Reading Howard Norman’s WHAT IS LEFT THE DAUGHTER, we were wowed by (among other features of the novel) the quirky detail. For instance:
• The book is largely set in Middle Economy, Nova Scotia, which sits between Lower Economy and Upper Economy. “Locally the joke was, if you were traveling west to east along the Minas Basin, your financial prospects got worse by the mile, until you finally ended up in Lower Economy. I never once heard the logic of that joke reversed…”
• The World War II-era characters find meaning in a volume called THE HIGHLAND BOOK OF PLATITUDES. “Those platitudes aren’t much good for predicting life, but they often manage to sum up what has just happened pretty well.”
• One of the characters is a professional mourner, which is to say she is hired at funerals to express grief on behalf of the deceased. “As my aunt liked to point out, Tilda seldom did anything halfway, and as I soon observed, mourning was no exception….she fell into a strange marionette’s flailing of arms, wailing and moaning.”

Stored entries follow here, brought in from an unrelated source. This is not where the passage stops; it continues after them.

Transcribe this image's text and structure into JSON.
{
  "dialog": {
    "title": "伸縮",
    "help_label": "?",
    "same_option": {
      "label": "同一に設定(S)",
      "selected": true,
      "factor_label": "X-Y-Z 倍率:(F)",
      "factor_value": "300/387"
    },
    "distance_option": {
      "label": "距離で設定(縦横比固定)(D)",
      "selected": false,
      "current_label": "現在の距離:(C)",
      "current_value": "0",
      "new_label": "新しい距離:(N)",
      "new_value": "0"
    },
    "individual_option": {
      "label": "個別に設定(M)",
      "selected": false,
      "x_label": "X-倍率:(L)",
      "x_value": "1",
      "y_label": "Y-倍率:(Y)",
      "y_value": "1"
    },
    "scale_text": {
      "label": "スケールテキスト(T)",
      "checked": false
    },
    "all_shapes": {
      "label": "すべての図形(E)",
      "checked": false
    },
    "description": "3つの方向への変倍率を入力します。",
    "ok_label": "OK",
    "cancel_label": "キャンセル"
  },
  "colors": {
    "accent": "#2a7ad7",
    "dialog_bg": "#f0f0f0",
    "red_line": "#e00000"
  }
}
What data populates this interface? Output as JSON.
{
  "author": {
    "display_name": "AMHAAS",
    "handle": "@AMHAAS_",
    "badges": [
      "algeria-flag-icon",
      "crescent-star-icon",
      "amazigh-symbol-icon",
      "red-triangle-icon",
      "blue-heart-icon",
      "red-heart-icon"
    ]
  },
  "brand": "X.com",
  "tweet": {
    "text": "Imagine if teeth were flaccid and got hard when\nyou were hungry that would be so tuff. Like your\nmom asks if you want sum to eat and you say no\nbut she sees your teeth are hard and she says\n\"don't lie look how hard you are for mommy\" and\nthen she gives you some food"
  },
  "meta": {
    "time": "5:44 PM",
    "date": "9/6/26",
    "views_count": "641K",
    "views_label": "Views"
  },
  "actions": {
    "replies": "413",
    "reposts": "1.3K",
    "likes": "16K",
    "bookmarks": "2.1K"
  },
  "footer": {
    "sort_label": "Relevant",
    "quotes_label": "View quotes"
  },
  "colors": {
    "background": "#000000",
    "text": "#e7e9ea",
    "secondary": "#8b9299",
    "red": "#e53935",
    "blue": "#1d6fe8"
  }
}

How did Norman come up with all that, we wondered. What kind of imagination thinks that stuff up?
Last week we had a chance to find out at a local literary salon where Norman was the featured speaker. He is the author of numerous books, perhaps most famously THE BIRD ARTIST, which was a finalist for the National Book Award. He looked like an author in a tweed jacket with rumpled hair and that writer’s knot between the eyes. And he was forthcoming about where he gets all his unusual tidbits: research.
Yes, Virginia, there is an Economy, divided into Lower and Central, in Nova Scotia. THE HIGHLAND BOOK OF PLATITUDES was a real book, privately published around 1900. And mourner is – or was – a profession. Norman actually met and interviewed a professional mourner. The murder and trial in the book is based on a real murder and subsequent court case. (We give nothing away here because there is always a murder in Norman’s books.)
We had the sense that the audience was underwhelmed by Norman’s copping to research, but anyone who thinks that writing a novel is only a matter of consulting one’s imagination, might find this revelatory. You don’t have to dream up unique stuff, you can go out and find it. And Norman says one of the best places to find interesting detail is church bulletins.
Norman’s reverence for facts is shared by his first-person narrator who is writing an account for his daughter who he has not met since her birth. “Marlais,” he begins, “today is March 27, 1967, your twenty-first birthday. I’m writing because I refuse any longer to have my life defined by what I haven’t told you. I’ve waited until now to relate the terrible incident that I took part in on October 16, 1942, when I was nineteen.” Happily for the reader, grounding in dates and times do not prevent Wyatt from losing control of events: “On into the autumn of 1942, there was, to my mind, a nagging sense of life being off kilter.”
Life being off kilter is what makes this book such a wonderful work of fiction.